Only a political settlement could restore peace unless the world heads toward catastrophe. The terms of such a settlement are well understood, aiming to establish and guarantee the neutrality of Indochina's peoples and their right to self-determination. The powers actually exercising authority there and at least the five global powers would need to be parties to such an agreement. However, this possibility—and even more so the initiation of such a broad and difficult negotiation—would depend on America's decision to repatriate its forces within an agreed and defined timeframe. While such a solution may seem far from likely today, France believes there is no other viable option unless we wish to condemn the world to increasing misery.

France expresses this view based on its experience, disinterestedness, and the bonds it once forged with this region of Asia. It says this out of the exceptional friendship it has maintained for centuries with America and the ideals that both nations share. France has consistently offered these warnings to Washington before irreparable actions were taken. And France believes that if the U.S., with its current power, wealth, and influence, were to choose to forego a remote expedition with no clear benefit or justification in favor of an international arrangement fostering peace and development, it would enhance its prestige, ideals, and interests. Such a path would renew its standing in the world.

Where better than Phnom Penh to articulate this hope and this stance, as it aligns with those of Cambodia? Long live Cambodia!"

== Consequences ==
While the speech had some impact in France, it had little influence on the subsequent events. The Americans, the main targets of the address, reacted with mild irritation but did not alter their stance on the Vietnam War.

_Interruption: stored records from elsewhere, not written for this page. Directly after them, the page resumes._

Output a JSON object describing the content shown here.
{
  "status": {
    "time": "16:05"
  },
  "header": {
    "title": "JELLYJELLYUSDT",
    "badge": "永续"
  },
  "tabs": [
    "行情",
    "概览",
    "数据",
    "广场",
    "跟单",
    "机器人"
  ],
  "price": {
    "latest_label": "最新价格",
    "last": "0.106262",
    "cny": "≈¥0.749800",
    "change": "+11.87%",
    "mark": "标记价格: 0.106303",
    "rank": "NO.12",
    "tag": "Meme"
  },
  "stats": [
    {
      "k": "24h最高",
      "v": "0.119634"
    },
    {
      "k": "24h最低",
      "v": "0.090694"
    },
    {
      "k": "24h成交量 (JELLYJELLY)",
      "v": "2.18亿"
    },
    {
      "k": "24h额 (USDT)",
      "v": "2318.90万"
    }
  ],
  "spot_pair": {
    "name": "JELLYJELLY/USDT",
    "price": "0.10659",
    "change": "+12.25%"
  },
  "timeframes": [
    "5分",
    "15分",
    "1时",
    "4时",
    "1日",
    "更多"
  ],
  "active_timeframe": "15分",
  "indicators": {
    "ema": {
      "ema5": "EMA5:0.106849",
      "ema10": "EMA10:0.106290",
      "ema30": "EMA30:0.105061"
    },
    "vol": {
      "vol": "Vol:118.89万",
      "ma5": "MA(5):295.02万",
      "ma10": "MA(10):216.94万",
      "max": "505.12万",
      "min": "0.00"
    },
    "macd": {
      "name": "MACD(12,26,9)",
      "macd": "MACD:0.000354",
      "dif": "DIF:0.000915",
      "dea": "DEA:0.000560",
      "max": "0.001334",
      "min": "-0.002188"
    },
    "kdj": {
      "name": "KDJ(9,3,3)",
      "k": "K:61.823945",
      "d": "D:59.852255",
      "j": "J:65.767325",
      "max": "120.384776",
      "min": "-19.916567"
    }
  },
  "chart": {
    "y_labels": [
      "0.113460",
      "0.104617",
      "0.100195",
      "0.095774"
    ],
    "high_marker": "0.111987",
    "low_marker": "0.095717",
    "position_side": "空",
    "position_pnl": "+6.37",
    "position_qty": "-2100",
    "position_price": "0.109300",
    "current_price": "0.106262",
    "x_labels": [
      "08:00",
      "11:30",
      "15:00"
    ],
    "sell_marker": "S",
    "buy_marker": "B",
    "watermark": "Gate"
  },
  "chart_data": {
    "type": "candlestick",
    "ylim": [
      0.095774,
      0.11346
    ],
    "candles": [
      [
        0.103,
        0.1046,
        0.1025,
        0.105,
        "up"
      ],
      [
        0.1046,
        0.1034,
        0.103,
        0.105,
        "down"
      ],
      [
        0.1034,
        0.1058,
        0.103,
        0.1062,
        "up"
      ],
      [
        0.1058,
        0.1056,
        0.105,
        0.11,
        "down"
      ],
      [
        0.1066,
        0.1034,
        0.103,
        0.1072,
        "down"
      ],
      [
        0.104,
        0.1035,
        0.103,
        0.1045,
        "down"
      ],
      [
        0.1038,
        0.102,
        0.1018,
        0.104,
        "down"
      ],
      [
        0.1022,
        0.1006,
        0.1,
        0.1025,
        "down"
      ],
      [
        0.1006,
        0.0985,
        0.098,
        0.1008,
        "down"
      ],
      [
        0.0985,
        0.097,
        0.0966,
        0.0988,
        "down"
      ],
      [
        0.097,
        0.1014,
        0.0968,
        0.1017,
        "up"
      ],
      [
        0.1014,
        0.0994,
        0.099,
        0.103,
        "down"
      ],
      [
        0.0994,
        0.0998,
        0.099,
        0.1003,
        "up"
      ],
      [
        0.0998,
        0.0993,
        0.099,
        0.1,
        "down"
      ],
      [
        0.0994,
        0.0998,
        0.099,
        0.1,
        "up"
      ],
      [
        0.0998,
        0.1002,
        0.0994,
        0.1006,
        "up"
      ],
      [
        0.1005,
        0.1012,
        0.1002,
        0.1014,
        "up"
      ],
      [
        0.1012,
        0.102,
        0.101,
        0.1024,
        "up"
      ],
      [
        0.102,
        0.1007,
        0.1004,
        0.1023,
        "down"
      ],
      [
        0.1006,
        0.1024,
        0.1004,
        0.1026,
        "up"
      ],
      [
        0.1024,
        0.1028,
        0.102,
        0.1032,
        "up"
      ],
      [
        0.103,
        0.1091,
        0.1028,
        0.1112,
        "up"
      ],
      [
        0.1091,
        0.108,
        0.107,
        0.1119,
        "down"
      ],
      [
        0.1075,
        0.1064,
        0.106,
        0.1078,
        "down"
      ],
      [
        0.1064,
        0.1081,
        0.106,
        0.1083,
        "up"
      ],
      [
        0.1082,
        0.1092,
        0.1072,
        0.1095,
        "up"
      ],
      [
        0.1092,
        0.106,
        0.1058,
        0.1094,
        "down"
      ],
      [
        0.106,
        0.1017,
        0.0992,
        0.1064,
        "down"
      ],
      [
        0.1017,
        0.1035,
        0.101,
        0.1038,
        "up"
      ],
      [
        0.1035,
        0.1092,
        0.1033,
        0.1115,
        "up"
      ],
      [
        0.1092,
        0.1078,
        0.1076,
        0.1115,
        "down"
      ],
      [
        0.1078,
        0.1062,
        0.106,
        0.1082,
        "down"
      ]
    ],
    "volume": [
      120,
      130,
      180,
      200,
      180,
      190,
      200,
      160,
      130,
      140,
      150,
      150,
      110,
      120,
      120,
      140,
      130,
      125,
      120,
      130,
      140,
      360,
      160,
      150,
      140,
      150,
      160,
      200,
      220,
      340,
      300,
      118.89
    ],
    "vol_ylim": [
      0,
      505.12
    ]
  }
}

The following years saw a decline in Sihanouk's influence over Cambodian affairs. As the presence of the Viet Cong grew in eastern Cambodia, pro-American elites gained prominence in Phnom Penh, culminating in Sihanouk's ousting in 1970. The new government aligned with Washington, propelling the country into war.

After this declaration, the Republic of Vietnam (South Vietnam) broke diplomatic relations with France, aware it could not withstand the North militarily. Vietnamese nationals were subsequently barred from traveling to France, including for educational purposes.